-----Original Message-----
From: pete <[EMAIL PROTECTED]>
To: [EMAIL PROTECTED] <[EMAIL PROTECTED]>
Cc: [EMAIL PROTECTED] <[EMAIL PROTECTED]>
Date: Monday, January 12, 1998 6:50 PM
Subject: FW: Re The ghost in the mirror
> [EMAIL PROTECTED] (Tom Walker) wrote:
>
>>We will hear many times over the next weeks and months from the likes of
>>Bill Clinton and Alan Greenspan the phrase, "the economic fundamentals are
>>sound." We will also hear the media repeatedly use the metaphor,
"financial
>>meltdown." Paper is not plutonium.
Pete's extract calls attention to the phrase 'Paper is not plutonium.' It
reminds me of Sam Goldwyn's saying, 'Verbal contracts aren't worth the paper
they are written on.' Today's money may not be worth the paper it's written
on since it's mostly computer records. Collectively, national currencies are
backed by trillions of dollars in debt. The U.S. dollar alone is backed by
$4-6 trillion in debt depending on whose numbers you believe. Perhaps we
shouldn't take these currencies too seriously.
>I always laugh when I hear the phrase "the economy is fundamentally
>sound". I don't know, I've been on this list a couple of years,
>perhaps I've told this story here before; if so, sorry.
>
>Political leaders are always constrained to say the economy is sound
>regardless of its real state, because of the danger of causing
>greater damage by scaring investors with the truth, investors being
>seemingly more skittish than sheep. This leads to some absurd
>situations, and a lot of them were occurring during the early
>years of the Depression in '30-'31.
Yesterday I visited Toronto's main reference library to do some research.

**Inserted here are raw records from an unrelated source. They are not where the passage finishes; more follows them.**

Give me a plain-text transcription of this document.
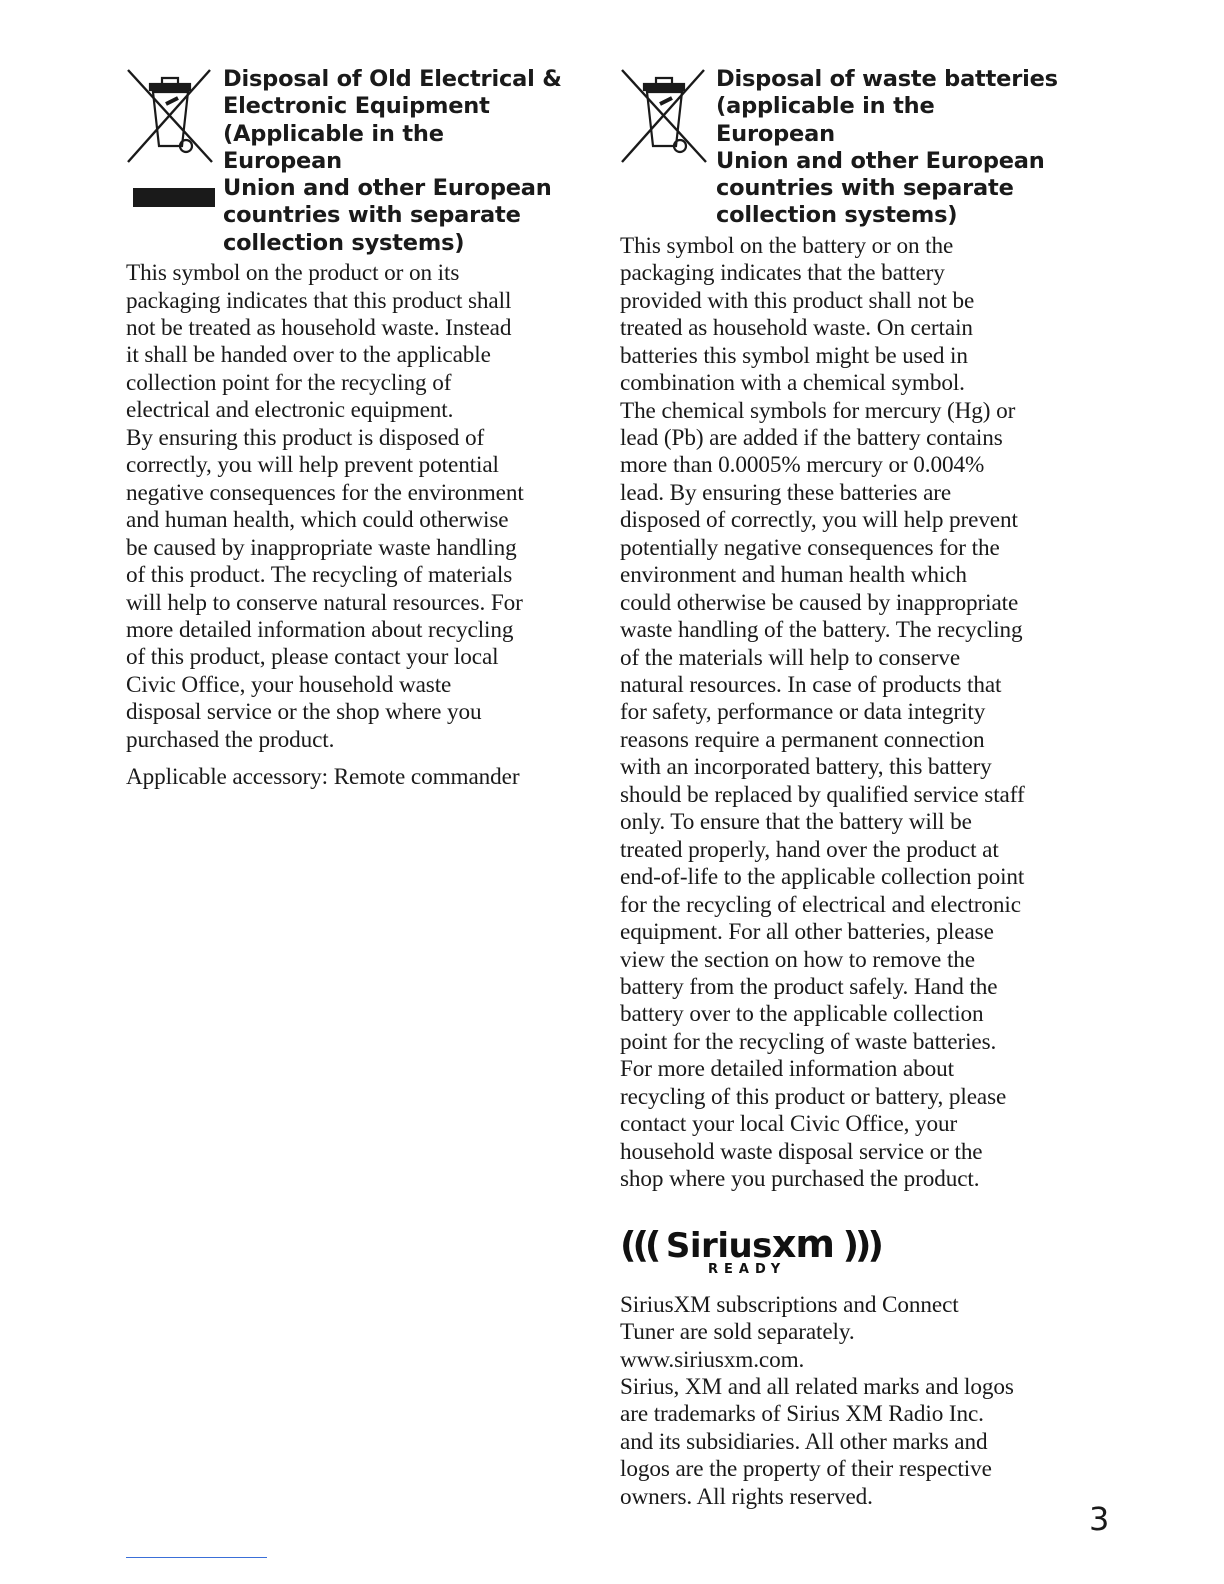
Disposal of Old Electrical &
Electronic Equipment
(Applicable in the European
Union and other European
countries with separate
collection systems)

This symbol on the product or on its
packaging indicates that this product shall
not be treated as household waste. Instead
it shall be handed over to the applicable
collection point for the recycling of
electrical and electronic equipment.
By ensuring this product is disposed of
correctly, you will help prevent potential
negative consequences for the environment
and human health, which could otherwise
be caused by inappropriate waste handling
of this product. The recycling of materials
will help to conserve natural resources. For
more detailed information about recycling
of this product, please contact your local
Civic Office, your household waste
disposal service or the shop where you
purchased the product.

Applicable accessory: Remote commander

Disposal of waste batteries
(applicable in the European
Union and other European
countries with separate
collection systems)

This symbol on the battery or on the
packaging indicates that the battery
provided with this product shall not be
treated as household waste. On certain
batteries this symbol might be used in
combination with a chemical symbol.
The chemical symbols for mercury (Hg) or
lead (Pb) are added if the battery contains
more than 0.0005% mercury or 0.004%
lead. By ensuring these batteries are
disposed of correctly, you will help prevent
potentially negative consequences for the
environment and human health which
could otherwise be caused by inappropriate
waste handling of the battery. The recycling
of the materials will help to conserve
natural resources. In case of products that
for safety, performance or data integrity
reasons require a permanent connection
with an incorporated battery, this battery
should be replaced by qualified service staff
only. To ensure that the battery will be
treated properly, hand over the product at
end-of-life to the applicable collection point
for the recycling of electrical and electronic
equipment. For all other batteries, please
view the section on how to remove the
battery from the product safely. Hand the
battery over to the applicable collection
point for the recycling of waste batteries.
For more detailed information about
recycling of this product or battery, please
contact your local Civic Office, your
household waste disposal service or the
shop where you purchased the product.

((( Siriusxm )))
READY

SiriusXM subscriptions and Connect
Tuner are sold separately.
www.siriusxm.com.
Sirius, XM and all related marks and logos
are trademarks of Sirius XM Radio Inc.
and its subsidiaries. All other marks and
logos are the property of their respective
owners. All rights reserved.

3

After 6 or 7 hours I got an impuse to look at the micro fiche of the 1930s
Globe and Mail. A January first page one article predicted a fundamentally
sound year for the Canadian economy.
I didn't expect an article that sounded like cnbc when the market are
dropping. I shut the machine down, left the library and walked west along
Bloor Street looking for bookstores and a place to eat. I shared red lights
with a man eating fries out of a McDonald's bag. His pants were dirty but
his jacket looked new and clean. I wondered if he was a factory worker
heading home from a dirty job or a street person. As we walked along he
spotted a drink container with a straw sitting beside the sidewalk, grabbed
it, and took a long suck on the straw.